Na hora do cansaço ou na hora da preguiça, criança quer abraço, criança quer justiça.
Em qualquer lugar criança quer o quê? criança quer sonhar, criança quer viver.
Agente quer, agente quer, agente quer ser feliz, CRIANÇA É VIDA.
— Toquinho, cantor e compositor

O PRÍNCIPE COM ORELHAS DE BURRO

Certo rei vivendo muito desgostoso por não ter filhos embora fosse casado há vários anos, pediu ao homem mais velho do reino:

Tu, que, por muito teres vivido, decerto muito sabes, dize-me o que devo fazer, para que Nosso Senhor se compadeça de mim.

Isso, majestade, é da competência das três irmãs, as fadas Bonita, Sabichona e Sensata, que moram na floresta. Mandai, portanto, chamá-las – respondeu-lhe ele.

E as três  irmãs vieram e afirmaram ao rei:
Terás o filho que deseja, se consentires que assistamos ao seu batizado.

O rei acedeu imediatamente e, por isso, tempo decorrido e com regozijo de todos, nascia o príncipe. No dia do batizado, conforme a combinação feita, apresentaram-se as três fadas.

Primeiro a fada Bonita tomou o principezinho nos braços e tocando-o com a sua varinha, determinou, em voz tão baixa que ninguém ouviu senão as irmãs.
Eu te fado para que sejas o príncipe mais lindo do mundo.
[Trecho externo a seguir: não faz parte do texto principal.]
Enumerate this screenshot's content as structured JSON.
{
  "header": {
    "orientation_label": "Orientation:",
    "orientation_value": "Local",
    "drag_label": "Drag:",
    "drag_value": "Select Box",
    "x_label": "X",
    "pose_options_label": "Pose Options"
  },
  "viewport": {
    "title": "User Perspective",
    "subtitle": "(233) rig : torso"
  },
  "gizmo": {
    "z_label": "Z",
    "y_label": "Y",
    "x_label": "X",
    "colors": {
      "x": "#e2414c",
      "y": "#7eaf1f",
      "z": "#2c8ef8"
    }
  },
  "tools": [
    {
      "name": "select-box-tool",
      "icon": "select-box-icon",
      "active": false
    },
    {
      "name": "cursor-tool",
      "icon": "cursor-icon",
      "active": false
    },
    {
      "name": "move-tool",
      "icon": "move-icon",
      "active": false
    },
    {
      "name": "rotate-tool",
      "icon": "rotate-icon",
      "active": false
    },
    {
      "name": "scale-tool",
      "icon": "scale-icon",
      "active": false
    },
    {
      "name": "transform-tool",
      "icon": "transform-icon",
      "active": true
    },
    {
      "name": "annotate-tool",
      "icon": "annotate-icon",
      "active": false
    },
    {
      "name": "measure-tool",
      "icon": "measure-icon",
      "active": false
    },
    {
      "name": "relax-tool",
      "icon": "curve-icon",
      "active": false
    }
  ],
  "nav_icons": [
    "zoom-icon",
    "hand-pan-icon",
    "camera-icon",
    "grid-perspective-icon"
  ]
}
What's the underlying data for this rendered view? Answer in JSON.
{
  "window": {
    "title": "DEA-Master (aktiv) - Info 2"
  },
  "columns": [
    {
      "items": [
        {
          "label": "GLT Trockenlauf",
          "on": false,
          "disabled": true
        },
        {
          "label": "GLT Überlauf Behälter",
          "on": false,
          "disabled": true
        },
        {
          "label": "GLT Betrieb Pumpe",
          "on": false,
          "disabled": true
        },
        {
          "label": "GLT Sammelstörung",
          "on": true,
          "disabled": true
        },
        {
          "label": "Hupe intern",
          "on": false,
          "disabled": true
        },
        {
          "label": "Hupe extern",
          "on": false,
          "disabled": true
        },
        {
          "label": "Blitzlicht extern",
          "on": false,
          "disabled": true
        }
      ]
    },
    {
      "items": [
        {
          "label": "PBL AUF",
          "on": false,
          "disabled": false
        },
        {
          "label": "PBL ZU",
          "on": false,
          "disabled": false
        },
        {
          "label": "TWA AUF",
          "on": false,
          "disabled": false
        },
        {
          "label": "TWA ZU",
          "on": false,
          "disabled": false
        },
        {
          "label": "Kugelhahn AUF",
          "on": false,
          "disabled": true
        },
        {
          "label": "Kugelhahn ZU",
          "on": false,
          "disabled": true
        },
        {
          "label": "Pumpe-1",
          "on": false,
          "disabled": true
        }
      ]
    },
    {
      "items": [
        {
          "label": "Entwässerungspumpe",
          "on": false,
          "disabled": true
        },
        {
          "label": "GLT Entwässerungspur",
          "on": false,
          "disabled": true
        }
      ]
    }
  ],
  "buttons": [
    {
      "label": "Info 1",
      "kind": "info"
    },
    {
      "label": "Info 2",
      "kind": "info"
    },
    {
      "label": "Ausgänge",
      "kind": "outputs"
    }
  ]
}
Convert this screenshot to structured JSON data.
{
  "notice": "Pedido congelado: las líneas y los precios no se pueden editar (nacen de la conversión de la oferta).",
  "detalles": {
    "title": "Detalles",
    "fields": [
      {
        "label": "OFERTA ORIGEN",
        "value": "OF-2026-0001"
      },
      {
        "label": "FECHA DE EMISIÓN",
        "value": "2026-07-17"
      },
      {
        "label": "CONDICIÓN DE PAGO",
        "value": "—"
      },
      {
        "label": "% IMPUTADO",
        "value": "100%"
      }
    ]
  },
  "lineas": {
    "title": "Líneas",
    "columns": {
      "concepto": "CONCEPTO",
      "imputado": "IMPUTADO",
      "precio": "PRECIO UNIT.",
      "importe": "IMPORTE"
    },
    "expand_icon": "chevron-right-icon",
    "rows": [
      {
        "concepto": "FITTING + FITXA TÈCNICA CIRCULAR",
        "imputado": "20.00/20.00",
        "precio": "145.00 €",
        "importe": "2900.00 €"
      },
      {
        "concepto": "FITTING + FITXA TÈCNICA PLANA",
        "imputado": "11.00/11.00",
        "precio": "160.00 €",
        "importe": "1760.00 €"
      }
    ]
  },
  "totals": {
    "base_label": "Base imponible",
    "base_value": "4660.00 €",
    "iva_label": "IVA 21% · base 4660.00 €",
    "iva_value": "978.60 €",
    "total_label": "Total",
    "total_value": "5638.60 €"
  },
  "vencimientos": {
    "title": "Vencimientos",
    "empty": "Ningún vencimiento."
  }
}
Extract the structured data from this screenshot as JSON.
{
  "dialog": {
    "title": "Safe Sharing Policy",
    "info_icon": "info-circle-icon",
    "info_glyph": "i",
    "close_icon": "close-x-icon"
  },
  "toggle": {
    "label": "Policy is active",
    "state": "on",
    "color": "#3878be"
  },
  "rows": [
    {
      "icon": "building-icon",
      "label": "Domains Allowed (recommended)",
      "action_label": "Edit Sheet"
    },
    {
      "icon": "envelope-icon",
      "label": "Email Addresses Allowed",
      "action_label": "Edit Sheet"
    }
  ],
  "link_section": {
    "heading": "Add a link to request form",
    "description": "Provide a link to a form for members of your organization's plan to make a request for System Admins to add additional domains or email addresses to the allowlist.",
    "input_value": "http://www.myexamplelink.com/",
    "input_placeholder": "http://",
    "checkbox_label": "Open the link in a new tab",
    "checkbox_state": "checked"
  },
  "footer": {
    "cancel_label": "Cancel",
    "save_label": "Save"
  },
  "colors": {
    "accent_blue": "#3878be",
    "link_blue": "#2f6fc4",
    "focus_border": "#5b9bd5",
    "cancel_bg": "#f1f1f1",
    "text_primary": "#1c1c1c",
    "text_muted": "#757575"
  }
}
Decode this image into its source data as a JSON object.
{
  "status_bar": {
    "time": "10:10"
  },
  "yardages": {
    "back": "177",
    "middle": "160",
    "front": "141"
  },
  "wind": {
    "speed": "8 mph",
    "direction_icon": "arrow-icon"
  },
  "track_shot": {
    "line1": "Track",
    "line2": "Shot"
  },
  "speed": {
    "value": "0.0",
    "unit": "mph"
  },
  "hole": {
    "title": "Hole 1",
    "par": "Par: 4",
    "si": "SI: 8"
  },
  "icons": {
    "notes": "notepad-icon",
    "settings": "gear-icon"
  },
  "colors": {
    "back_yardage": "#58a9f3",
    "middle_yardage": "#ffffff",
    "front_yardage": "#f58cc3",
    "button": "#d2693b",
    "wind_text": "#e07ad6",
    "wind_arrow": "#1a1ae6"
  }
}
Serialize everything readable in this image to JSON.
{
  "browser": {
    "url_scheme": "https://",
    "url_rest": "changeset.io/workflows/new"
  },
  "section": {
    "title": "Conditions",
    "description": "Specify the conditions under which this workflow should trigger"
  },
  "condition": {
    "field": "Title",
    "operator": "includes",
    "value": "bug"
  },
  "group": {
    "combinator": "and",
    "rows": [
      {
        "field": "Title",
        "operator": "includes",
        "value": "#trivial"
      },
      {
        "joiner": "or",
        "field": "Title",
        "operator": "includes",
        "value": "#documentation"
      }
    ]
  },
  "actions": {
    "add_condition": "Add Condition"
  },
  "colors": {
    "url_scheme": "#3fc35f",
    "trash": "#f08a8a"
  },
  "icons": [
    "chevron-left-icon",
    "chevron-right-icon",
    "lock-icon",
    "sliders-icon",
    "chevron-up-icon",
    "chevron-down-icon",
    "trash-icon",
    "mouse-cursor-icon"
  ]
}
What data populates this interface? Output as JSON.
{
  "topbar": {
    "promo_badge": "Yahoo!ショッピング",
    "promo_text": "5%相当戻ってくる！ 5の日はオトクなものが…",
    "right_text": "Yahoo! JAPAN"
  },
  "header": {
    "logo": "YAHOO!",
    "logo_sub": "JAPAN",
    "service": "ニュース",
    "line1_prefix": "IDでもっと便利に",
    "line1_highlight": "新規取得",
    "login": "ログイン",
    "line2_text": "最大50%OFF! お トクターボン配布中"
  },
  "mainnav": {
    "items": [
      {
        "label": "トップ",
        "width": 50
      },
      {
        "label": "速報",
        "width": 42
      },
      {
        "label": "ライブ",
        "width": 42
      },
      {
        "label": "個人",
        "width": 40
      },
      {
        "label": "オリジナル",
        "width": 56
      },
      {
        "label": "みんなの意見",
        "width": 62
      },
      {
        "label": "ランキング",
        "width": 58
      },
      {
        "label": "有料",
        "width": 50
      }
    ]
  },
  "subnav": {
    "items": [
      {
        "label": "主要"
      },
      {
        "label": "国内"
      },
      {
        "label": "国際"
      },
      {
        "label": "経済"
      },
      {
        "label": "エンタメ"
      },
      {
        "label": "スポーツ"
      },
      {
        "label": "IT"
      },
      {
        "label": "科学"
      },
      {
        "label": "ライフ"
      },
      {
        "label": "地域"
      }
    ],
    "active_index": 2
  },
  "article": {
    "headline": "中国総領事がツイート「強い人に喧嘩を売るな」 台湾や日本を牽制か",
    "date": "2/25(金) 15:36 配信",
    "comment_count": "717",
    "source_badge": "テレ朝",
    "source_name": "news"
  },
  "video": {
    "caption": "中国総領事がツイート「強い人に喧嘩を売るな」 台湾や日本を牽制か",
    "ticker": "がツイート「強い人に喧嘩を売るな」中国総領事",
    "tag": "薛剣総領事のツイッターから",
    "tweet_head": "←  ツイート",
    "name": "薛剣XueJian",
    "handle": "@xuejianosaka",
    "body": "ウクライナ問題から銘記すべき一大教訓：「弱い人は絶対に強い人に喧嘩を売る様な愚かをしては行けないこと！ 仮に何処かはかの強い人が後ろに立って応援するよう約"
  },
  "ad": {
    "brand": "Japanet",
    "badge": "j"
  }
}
Depois, a fada Sabichona, aproximou-se e disse de igual forma.
Eu te fado, para que sejas o príncipe mais sábio do mundo.

E, por fim, coube a vez à fada Sensata, que, não obstante seguir também os modos das outras, se exprimiu de maneira um tanto quanto diferente:
Ah, com que então só bonitezas e sabedorias? Para que tenhamos, pois asneira no caso, eu te fado, ó príncipe, a fim de que te nasçam umas orelhas de burro.

Foram-se embora as fadas e, doravante, o príncipe deu-se a crescer no corpo, na boniteza e na sabedoria, que era um louvar a Deus. Mas, à medida que crescia, cresciam também as suas orelhas. E o rei e a rainha, envergonhados com o fato, mandaram lhe fazer uma touca especial que lhe as ocultasse de todos os olhares, e ordenaram ainda que jamais a tirasse.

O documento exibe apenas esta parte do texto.